The world’s largest semiconductor chip manufacturer, Intel (Santa Clara, Calif.), recently published its first Water Footprint Assessment Report and subsequently summarized the results in its 2009 Corporate Responsibility Report. In its analysis, the company assessed its carbon footprint and categorized water use according to activities related to direct operations, energy use, and usage by its supply chain.
Tom Cooper, corporate water program manager for Intel, said that despite not having a framework to follow, the company’s water program team was able to forge its own direction in assessing its water footprint.
Intel’s analysis revealed that the largest impact on the company’s water use was a result of direct operations, which amounted to 30 billion L/yr (8 billion gal/yr), or 66% of its total water use. Energy providers were accounting for 12.9 billion L/yr (3.4 billion gal/yr), or 28% of the total, and the remaining water use was in the company’s supply chain.
“Of the total water used in our direct operations, we estimated that 1.5 billion gallons [5.7 million L] was lost to evaporation, such as in cooling towers and scrubbers, while the remaining was reused, used for irrigation, allocated toward groundwater recharge, or used toward replenishing natural water systems,” Cooper said. “We also discovered that Intel’s program for purchasing renewable energy credits worked to significantly reduce the amount of water use that went toward our energy needs. Thus, sizable water footprint reductions were found by switching to low water-demand energy sources.”
The footprint also helped identify future opportunities for additional water use reductions and more water responsibility, Cooper added.

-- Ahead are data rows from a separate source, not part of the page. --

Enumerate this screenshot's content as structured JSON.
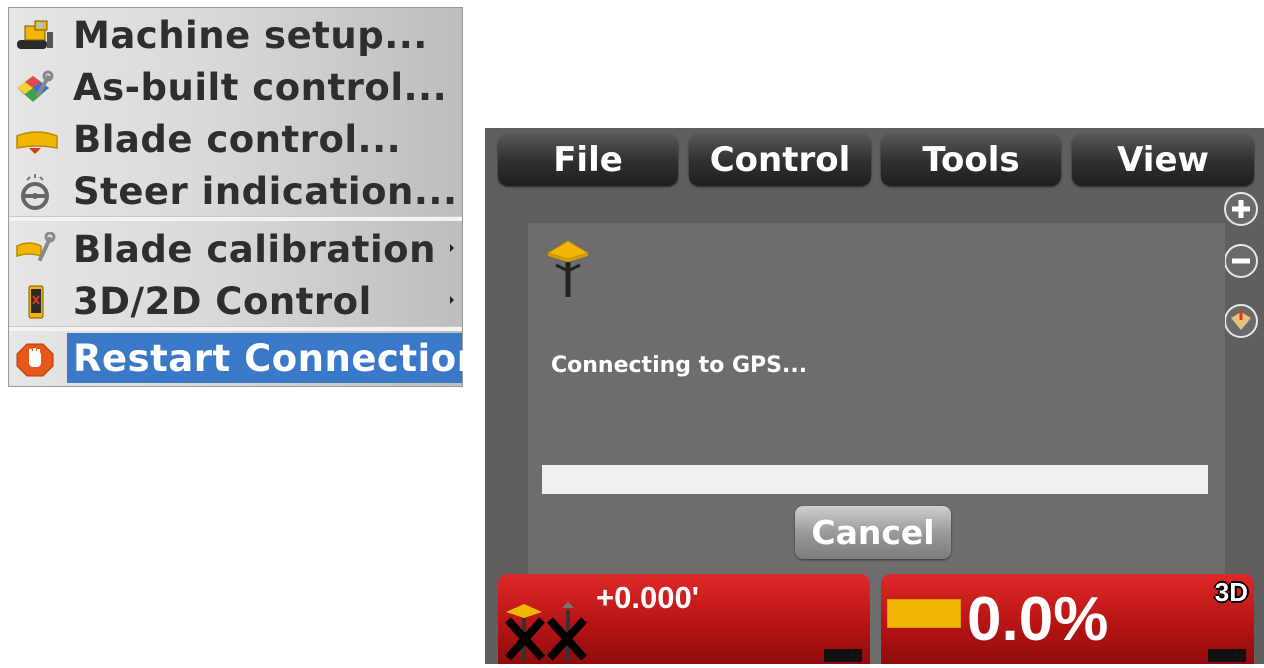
{
  "menu": {
    "items": [
      {
        "label": "Machine setup...",
        "icon": "bulldozer-icon",
        "submenu": false
      },
      {
        "label": "As-built control...",
        "icon": "asbuilt-map-wrench-icon",
        "submenu": false
      },
      {
        "label": "Blade control...",
        "icon": "blade-icon",
        "submenu": false
      },
      {
        "label": "Steer indication...",
        "icon": "steering-wheel-icon",
        "submenu": false
      },
      {
        "label": "Blade calibration",
        "icon": "blade-wrench-icon",
        "submenu": true
      },
      {
        "label": "3D/2D Control",
        "icon": "control-box-icon",
        "submenu": true
      },
      {
        "label": "Restart Connection",
        "icon": "stop-hand-icon",
        "submenu": false,
        "selected": true
      }
    ]
  },
  "device": {
    "tabs": [
      {
        "label": "File"
      },
      {
        "label": "Control"
      },
      {
        "label": "Tools"
      },
      {
        "label": "View"
      }
    ],
    "side_buttons": [
      "zoom-in-icon",
      "zoom-out-icon",
      "map-icon"
    ],
    "dialog": {
      "icon": "gps-antenna-icon",
      "message": "Connecting to GPS...",
      "progress_percent": 0,
      "cancel_label": "Cancel"
    },
    "status": {
      "elevation": "+0.000'",
      "slope": "0.0%",
      "mode": "3D"
    }
  },
  "colors": {
    "menu_highlight": "#3a78c8",
    "device_bg": "#5f5f5f",
    "dialog_bg": "#6d6d6d",
    "status_red": "#c81e1e",
    "blade_yellow": "#f2b705"
  }
}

“Water footprinting can help companies target areas where the greatest amount of water efficiency is possible,” Cooper said. “It can also help verify an existing focus. If a company has a water conservation program, the results of a water footprint will reveal if they are implementing the right practices. For Intel, our water footprint results confirmed that our water efficiency efforts were focused correctly.”
Standards in development
Since the concept of water footprints is still relatively new, there is no established protocol for calculating them. However, efforts are under way to develop standardized procedures.
Earlier this year, for example, the Water Footprint Network launched its Water Footprint Manual, a comprehensive guide covering water footprint assessments that includes information on calculating the water footprint of processes, products, consumers, and businesses, as well as entire countries.

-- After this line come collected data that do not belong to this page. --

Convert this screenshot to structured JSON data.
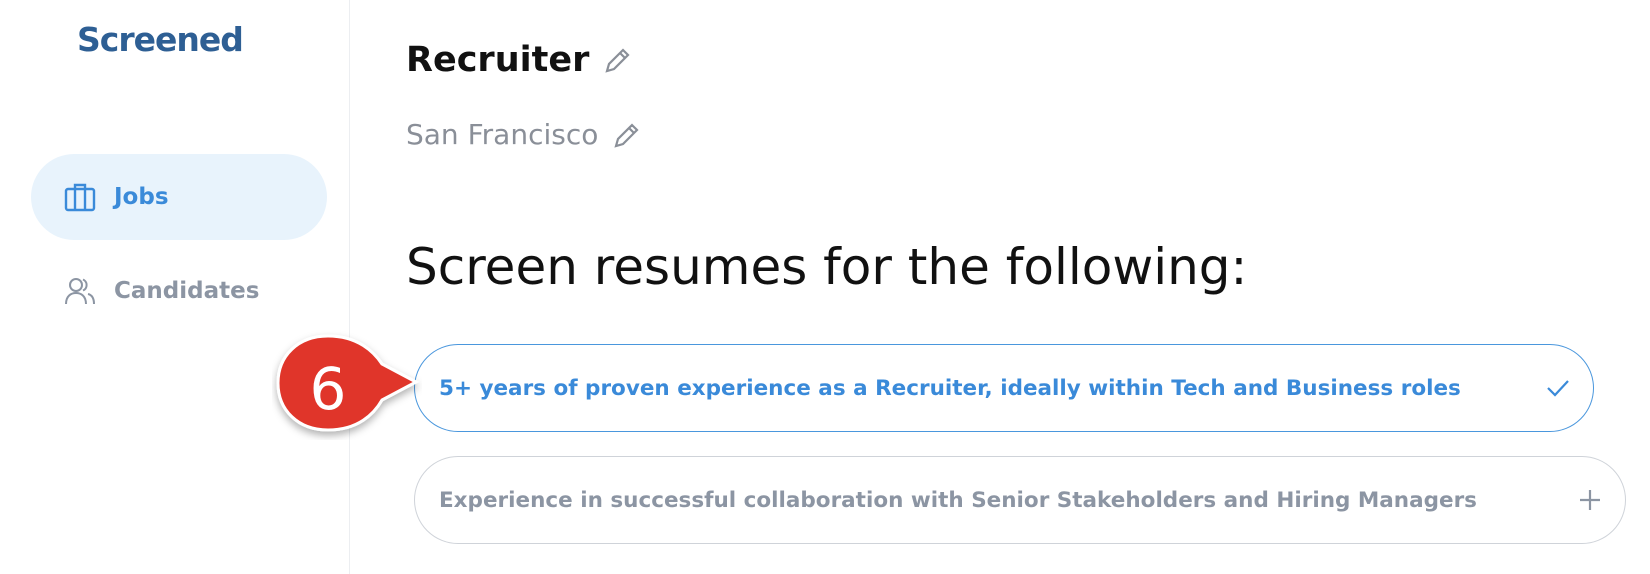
{
  "app": {
    "logo": "Screened"
  },
  "sidebar": {
    "items": [
      {
        "label": "Jobs",
        "icon": "briefcase-icon",
        "active": true
      },
      {
        "label": "Candidates",
        "icon": "users-icon",
        "active": false
      }
    ]
  },
  "job": {
    "title": "Recruiter",
    "location": "San Francisco"
  },
  "screen": {
    "heading": "Screen resumes for the following:",
    "criteria": [
      {
        "text": "5+ years of proven experience as a Recruiter, ideally within Tech and Business roles",
        "selected": true,
        "icon": "check-icon"
      },
      {
        "text": "Experience in successful collaboration with Senior Stakeholders and Hiring Managers",
        "selected": false,
        "icon": "plus-icon"
      }
    ]
  },
  "annotation": {
    "step_number": "6"
  },
  "colors": {
    "brand": "#2e5f94",
    "accent": "#3a8ad9",
    "active_bg": "#e8f3fc",
    "muted": "#8c95a3",
    "callout": "#e0362a"
  }
}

An initiative recently unveiled by Veolia Water North America (Chicago) includes a comprehensive indicator — the Water Impact Index — that measures the impact of human activity on water resources and can be used as part of a simultaneous water–carbon footprint analysis.
The new index expands on existing water measurement tools, said Laurent Auguste, president and CEO of Veolia Water Americas. It incorporates elements related to water volume, the level of stress of water resources, source water quality, and the quality of wastewater discharge, “taking into account a wide range of factors and actions that can have an impact on water quality and water quantity,” he said.

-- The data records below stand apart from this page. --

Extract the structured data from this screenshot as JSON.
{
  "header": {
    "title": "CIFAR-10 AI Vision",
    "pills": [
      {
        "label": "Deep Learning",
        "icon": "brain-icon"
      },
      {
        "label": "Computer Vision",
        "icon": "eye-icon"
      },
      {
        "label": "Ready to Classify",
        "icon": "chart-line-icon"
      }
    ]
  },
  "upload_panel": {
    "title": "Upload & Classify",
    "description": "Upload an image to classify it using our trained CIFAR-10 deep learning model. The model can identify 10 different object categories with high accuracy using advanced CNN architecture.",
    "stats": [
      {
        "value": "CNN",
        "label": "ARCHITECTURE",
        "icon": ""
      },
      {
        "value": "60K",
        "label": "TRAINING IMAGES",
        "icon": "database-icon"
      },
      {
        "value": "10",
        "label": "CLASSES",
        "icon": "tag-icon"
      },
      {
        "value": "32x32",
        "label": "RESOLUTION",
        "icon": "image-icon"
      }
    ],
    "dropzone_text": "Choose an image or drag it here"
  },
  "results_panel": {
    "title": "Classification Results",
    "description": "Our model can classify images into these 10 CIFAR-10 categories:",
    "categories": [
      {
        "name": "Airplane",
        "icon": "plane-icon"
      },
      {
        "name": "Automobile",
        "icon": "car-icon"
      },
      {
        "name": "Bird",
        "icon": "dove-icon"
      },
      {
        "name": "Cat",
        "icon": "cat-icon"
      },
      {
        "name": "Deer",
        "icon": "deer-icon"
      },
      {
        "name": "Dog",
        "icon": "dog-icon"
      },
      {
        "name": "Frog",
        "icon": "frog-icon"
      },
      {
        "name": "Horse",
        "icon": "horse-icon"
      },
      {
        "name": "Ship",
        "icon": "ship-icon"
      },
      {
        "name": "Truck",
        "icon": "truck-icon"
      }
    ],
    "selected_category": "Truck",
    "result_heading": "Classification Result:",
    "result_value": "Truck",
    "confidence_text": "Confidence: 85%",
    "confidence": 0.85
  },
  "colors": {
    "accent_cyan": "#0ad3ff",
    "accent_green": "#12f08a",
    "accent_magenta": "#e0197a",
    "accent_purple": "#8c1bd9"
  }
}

Working with the City of Milwaukee, the Milwaukee Water Council, and other city-based utilities, Veolia Water conducted what it believed to be the first simultaneous water–carbon study of a major metropolitan city’s water cycle. This study was different from a purely environmental review in that it evaluated water resource impacts and carbon footprint emissions in conjunction with an economic analysis.
Evaluating both the financial and environmental impacts can help cities, municipalities, and industry take a step beyond risk assessment “toward action … [to enable] the right decision to be made in the context of a sustainable approach,” Auguste said.